This week, we celebrated Yud Beis-Yud Gimmel Tammuz, commemorating the 1927 release of the Previous Rebbe, Rabbi Yosef Yitzchak Schneersohn, known as the Rebbe RaYaTz, from his imprisonment in Soviet Russia. His crime was working to strengthen Torah study and the practice of Judaism.
If there are observant Jews in Russia today – people who keep Shabbos, kosher and so forth – it is due to the mesiras nefesh, self-sacrifice, of the previous Rebbe.
In the 1920s, the entire world marveled that the only ones who kept up Torah and yiddishkeit in the Soviet Union, despite all the persecution from Stalin and his cohorts, were the Chabad chassidim.
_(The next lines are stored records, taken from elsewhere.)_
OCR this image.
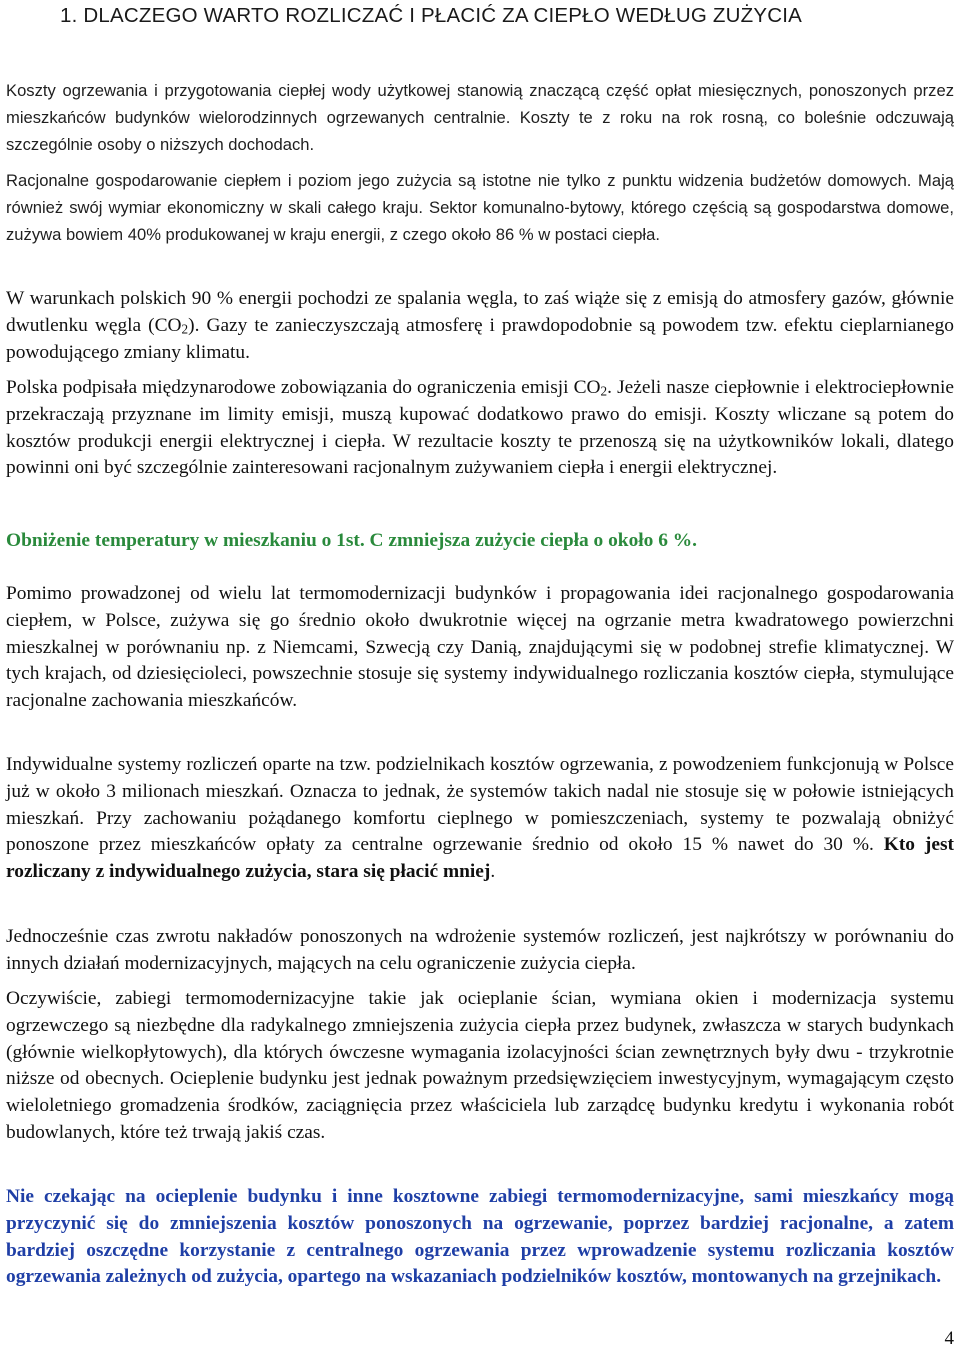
1. DLACZEGO WARTO ROZLICZAĆ I PŁACIĆ ZA CIEPŁO WEDŁUG ZUŻYCIA

Koszty ogrzewania i przygotowania ciepłej wody użytkowej stanowią znaczącą część opłat miesięcznych, ponoszonych przez mieszkańców budynków wielorodzinnych ogrzewanych centralnie. Koszty te z roku na rok rosną, co boleśnie odczuwają szczególnie osoby o niższych dochodach.

Racjonalne gospodarowanie ciepłem i poziom jego zużycia są istotne nie tylko z punktu widzenia budżetów domowych. Mają również swój wymiar ekonomiczny w skali całego kraju. Sektor komunalno-bytowy, którego częścią są gospodarstwa domowe, zużywa bowiem 40% produkowanej w kraju energii, z czego około 86 % w postaci ciepła.

W warunkach polskich 90 % energii pochodzi ze spalania węgla, to zaś wiąże się z emisją do atmosfery gazów, głównie dwutlenku węgla $(CO_2)$. Gazy te zanieczyszczają atmosferę i prawdopodobnie są powodem tzw. efektu cieplarnianego powodującego zmiany klimatu.

Polska podpisała międzynarodowe zobowiązania do ograniczenia emisji $CO_2$. Jeżeli nasze ciepłownie i elektrociepłownie przekraczają przyznane im limity emisji, muszą kupować dodatkowo prawo do emisji. Koszty wliczane są potem do kosztów produkcji energii elektrycznej i ciepła. W rezultacie koszty te przenoszą się na użytkowników lokali, dlatego powinni oni być szczególnie zainteresowani racjonalnym zużywaniem ciepła i energii elektrycznej.

Obniżenie temperatury w mieszkaniu o 1st. C zmniejsza zużycie ciepła o około 6 %.

Pomimo prowadzonej od wielu lat termomodernizacji budynków i propagowania idei racjonalnego gospodarowania ciepłem, w Polsce, zużywa się go średnio około dwukrotnie więcej na ogrzanie metra kwadratowego powierzchni mieszkalnej w porównaniu np. z Niemcami, Szwecją czy Danią, znajdującymi się w podobnej strefie klimatycznej. W tych krajach, od dziesięcioleci, powszechnie stosuje się systemy indywidualnego rozliczania kosztów ciepła, stymulujące racjonalne zachowania mieszkańców.

Indywidualne systemy rozliczeń oparte na tzw. podzielnikach kosztów ogrzewania, z powodzeniem funkcjonują w Polsce już w około 3 milionach mieszkań. Oznacza to jednak, że systemów takich nadal nie stosuje się w połowie istniejących mieszkań. Przy zachowaniu pożądanego komfortu cieplnego w pomieszczeniach, systemy te pozwalają obniżyć ponoszone przez mieszkańców opłaty za centralne ogrzewanie średnio od około 15 % nawet do 30 %. Kto jest rozliczany z indywidualnego zużycia, stara się płacić mniej.

Jednocześnie czas zwrotu nakładów ponoszonych na wdrożenie systemów rozliczeń, jest najkrótszy w porównaniu do innych działań modernizacyjnych, mających na celu ograniczenie zużycia ciepła.

Oczywiście, zabiegi termomodernizacyjne takie jak ocieplanie ścian, wymiana okien i modernizacja systemu ogrzewczego są niezbędne dla radykalnego zmniejszenia zużycia ciepła przez budynek, zwłaszcza w starych budynkach (głównie wielkopłytowych), dla których ówczesne wymagania izolacyjności ścian zewnętrznych były dwu - trzykrotnie niższe od obecnych. Ocieplenie budynku jest jednak poważnym przedsięwzięciem inwestycyjnym, wymagającym często wieloletniego gromadzenia środków, zaciągnięcia przez właściciela lub zarządcę budynku kredytu i wykonania robót budowlanych, które też trwają jakiś czas.

Nie czekając na ocieplenie budynku i inne kosztowne zabiegi termomodernizacyjne, sami mieszkańcy mogą przyczynić się do zmniejszenia kosztów ponoszonych na ogrzewanie, poprzez bardziej racjonalne, a zatem bardziej oszczędne korzystanie z centralnego ogrzewania przez wprowadzenie systemu rozliczania kosztów ogrzewania zależnych od zużycia, opartego na wskazaniach podzielników kosztów, montowanych na grzejnikach.

4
Undaunted, under the leadership of the Rebbe, they conducted secret yeshivos, bris milah, weddings, etc. The legacy remains to this day – not only for chassidim.
The previous Rebbe’s original sentence was for a capital offence; later this was commuted to ten years, and then to three years of exile in the remote city of Kostroma. At the train station when he was being transported to Kostroma, he said the chassidim gathered, “The only power that the government may have is only over our bodies; not over our souls.”
If you analyze that statement, it is only a Jew of mesiras nefesh, a Rebbe, who can say this. He is now at the train station, on the way to Kostroma. He is officially in “their hands,” and “they” are taking him to exile. As this is happening, he says, “You should know, you can only exile the Jewish body, but not the Jewish soul. The Jewish soul always remains free to do what Almighty G-d says.”
Throughout his leadership, the previous Rebbe faced perhaps the most difficult time in Jewish history. In the thirty years of his leadership, from 1920 to 1950, he faced the two greatest enemies of the Jewish people: Stalin and Hitler. He was the Rebbe under those tremendously difficult circumstances. He persevered and survived – yes, at a certain price: a price to his family (he lost a daughter), and a price to his health. But he survived and led the Jewish people, and specifically the Lubavitcher chassidim, throughout those difficult years.
All that you see today, with the flourishing of the Chabad movement, began with the previous Rebbe’s work of mesiras nefesh.
The previous Rebbe tells us that even in good times, when there is no need for physical mesiras nefesh (giving away one’s life in a physical sense), there is still a form of mesiras nefesh that is required. That is, to give away your spirit.
He cites a posuk in Yirmiyahu (15:1), “My soul is not with this people.” Rashi explains that the word “nafshi” (literally “my soul”) means “my will and desire.” We see from this, says the Rebbe, that mesiras nefesh, giving away the nefesh, can also mean mesiras haratzon, giving away your will.
In other words, in 1927, the requirement of the day was mesiras nefesh – sacrificing one’s life in the physical sense. Boruch Hashem, today we don’t have that requirement. It’s not a question of sacrificing our life for Shabbos or kashrus. Not only does the government protect us, but makes sure that we enjoy all the liberties that are given in the free world.
Nevertheless, there is still the concept of mesiras nefesh in the form of mesiras haratzon, to give away our will and change “our will” to His will.”